Leo's Pawn to King Four: HP To Acquire Vertica (Updated)
HP today announced that they will acquire data warehouse and analytics platform provider Vertica of Billerica, MA. Cowen and Company estimated the price at 5x revenues, estimating that Vertica did $40M in 2010 revenues, suggesting a valuation of $200M which I find low. Frankly, I wouldn't be surprised if it were twice that given the hotness of the space, the gradual opening of the IPO window, and the opportunity cost for Vertica of forgoing independent growth. See the bottom of the post for more math fun and guessing.

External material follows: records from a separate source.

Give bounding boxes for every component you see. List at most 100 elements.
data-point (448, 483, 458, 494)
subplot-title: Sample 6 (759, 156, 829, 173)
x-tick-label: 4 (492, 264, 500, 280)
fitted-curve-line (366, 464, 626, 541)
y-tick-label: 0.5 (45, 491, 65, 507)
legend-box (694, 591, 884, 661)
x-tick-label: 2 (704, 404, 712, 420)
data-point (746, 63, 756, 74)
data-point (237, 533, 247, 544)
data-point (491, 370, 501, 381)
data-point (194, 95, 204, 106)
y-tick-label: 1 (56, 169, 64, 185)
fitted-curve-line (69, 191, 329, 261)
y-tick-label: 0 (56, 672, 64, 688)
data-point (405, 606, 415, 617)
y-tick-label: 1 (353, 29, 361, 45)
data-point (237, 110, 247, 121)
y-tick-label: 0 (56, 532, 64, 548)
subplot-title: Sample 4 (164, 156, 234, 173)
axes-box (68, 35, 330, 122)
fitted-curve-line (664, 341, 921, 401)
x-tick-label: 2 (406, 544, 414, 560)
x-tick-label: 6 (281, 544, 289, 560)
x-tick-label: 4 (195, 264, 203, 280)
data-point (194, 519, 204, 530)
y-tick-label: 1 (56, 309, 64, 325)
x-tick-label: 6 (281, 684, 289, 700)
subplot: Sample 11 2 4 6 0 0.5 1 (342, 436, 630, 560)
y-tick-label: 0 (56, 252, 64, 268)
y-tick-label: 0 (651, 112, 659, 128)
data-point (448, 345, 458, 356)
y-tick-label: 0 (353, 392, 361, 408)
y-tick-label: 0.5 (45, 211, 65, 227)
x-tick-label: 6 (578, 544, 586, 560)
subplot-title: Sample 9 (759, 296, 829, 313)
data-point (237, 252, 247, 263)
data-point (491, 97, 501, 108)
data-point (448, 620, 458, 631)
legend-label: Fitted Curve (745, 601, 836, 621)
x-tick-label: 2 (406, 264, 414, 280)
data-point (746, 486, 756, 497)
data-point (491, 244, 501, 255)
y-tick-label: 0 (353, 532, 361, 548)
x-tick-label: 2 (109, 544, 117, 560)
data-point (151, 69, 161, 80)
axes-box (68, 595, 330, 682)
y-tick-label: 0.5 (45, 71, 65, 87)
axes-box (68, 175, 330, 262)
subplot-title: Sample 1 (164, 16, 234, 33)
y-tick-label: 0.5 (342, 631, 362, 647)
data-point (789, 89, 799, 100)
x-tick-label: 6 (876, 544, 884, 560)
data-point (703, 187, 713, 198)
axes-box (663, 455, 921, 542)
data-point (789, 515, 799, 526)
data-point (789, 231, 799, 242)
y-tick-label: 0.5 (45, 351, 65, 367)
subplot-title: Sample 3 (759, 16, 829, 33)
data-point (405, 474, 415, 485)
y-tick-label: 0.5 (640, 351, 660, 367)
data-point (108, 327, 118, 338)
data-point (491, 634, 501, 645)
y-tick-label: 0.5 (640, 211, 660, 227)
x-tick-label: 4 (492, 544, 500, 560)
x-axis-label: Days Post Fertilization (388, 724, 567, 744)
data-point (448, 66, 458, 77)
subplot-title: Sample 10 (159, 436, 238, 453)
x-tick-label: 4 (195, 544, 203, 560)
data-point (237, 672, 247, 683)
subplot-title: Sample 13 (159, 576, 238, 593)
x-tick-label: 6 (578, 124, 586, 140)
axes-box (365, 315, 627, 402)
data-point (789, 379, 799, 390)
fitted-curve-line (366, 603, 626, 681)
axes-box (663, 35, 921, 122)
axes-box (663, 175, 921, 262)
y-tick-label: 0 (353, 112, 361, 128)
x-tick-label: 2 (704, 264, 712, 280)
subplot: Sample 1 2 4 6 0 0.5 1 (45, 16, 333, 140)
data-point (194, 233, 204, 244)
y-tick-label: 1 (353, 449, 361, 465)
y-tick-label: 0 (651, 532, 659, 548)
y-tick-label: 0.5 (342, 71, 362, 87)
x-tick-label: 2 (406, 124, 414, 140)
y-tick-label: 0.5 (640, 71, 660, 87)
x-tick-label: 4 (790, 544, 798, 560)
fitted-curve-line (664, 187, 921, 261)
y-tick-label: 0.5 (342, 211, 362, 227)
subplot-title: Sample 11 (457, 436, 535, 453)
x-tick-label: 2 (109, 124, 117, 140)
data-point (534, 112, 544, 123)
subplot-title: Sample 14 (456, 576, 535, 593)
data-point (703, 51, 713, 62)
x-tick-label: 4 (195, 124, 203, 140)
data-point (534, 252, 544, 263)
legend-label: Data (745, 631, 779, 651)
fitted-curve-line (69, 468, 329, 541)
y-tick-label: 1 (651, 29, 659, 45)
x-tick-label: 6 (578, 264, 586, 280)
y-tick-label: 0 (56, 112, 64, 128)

[Update: I have now heard valuation guestimates including "over $300M" and "north of $500M" so at this point I'm starting to get confused -- rumors around valuation usually converge, not diverge. Yesterday, the 451 Group said they believed the price was $275M up-front with up to a $100M earn-out that can be earned over time through performance. This makes sense to me both in terms of valuation range and in terms of the confusion about valuation.]
This move follows on EMC's July acquistion of Greenplum, rumored to be in the $400M range.
The move marks Leo Apotheker's first big move as CEO of HP and -- finally -- gets HP into the data warehousing and analytics market in a real way. (Let's not talk about NeoView which, for whatever reason, was never taken seriously in the market.)
Many folks, including me, thought HP missed their big chance to enter the DBMS and data warehousing markets by failing to scoop up Sybase back in May, which SAP did for $5.8B.
The move is probably a change in direction for HP's software head, Bill Veghte, who joined HP in May from Microsoft, where he had spent his entire career after graduating from Harvard, and where he was most recently responsible for shipping Windows 7. Based on his background, I suspect that Veghte was going to head into data center, security, and infrastructure (a la the $1.5B acquisition of ArcSight in September). Perhaps Leo's moves into data warehousing, analytics and presumably one day -- enterprise applications -- will complement, rather than replace, that more infrastructure-oriented strategy.
Yesterday, The Mercury News ran an interesting piece on HP's new non-executive chairman of the board, Ray Lane, who was appointed at the same time as Apotheker, and who has already taken major steps to reshape HP's board. Lane was instrumental in steering Oracle out of a financial crisis in the early 1990s and driving their growth throughout that decade.
I suspect this is HP's opening move. There will be many more to come.
Guessing Vertica's Size: $25 to $35M-ish
LinkedIn says Vertica has 96 employees. For West Coast companies this figure is usually quite accurate; let's assume it is for Vertica. "Normal" productivity of $250K to $300K/head implies revenues of $24M to $33M. LinkedIn says Vertica has 36 employees in sales. If one of three of those are quota carriers, then you have 12 quota-carriers at "normal" productivity of $2M implying $24M. Alternatively, if you assume 15% of a enterprise software company's headcount is quota-carrying that implies 15 quota carriers at $2M each yielding $30M. All of this is very back-of-the-envelop and breaks under high-growth rates.
Nevertheless, I'll guess they are $25 to $35M in revenues, suggesting that a $200M exit would be 6-8x revenues and a $375M exit would be 11-15x, basically validating the possibility of $200M+ up-front price with a performance-based earn-out.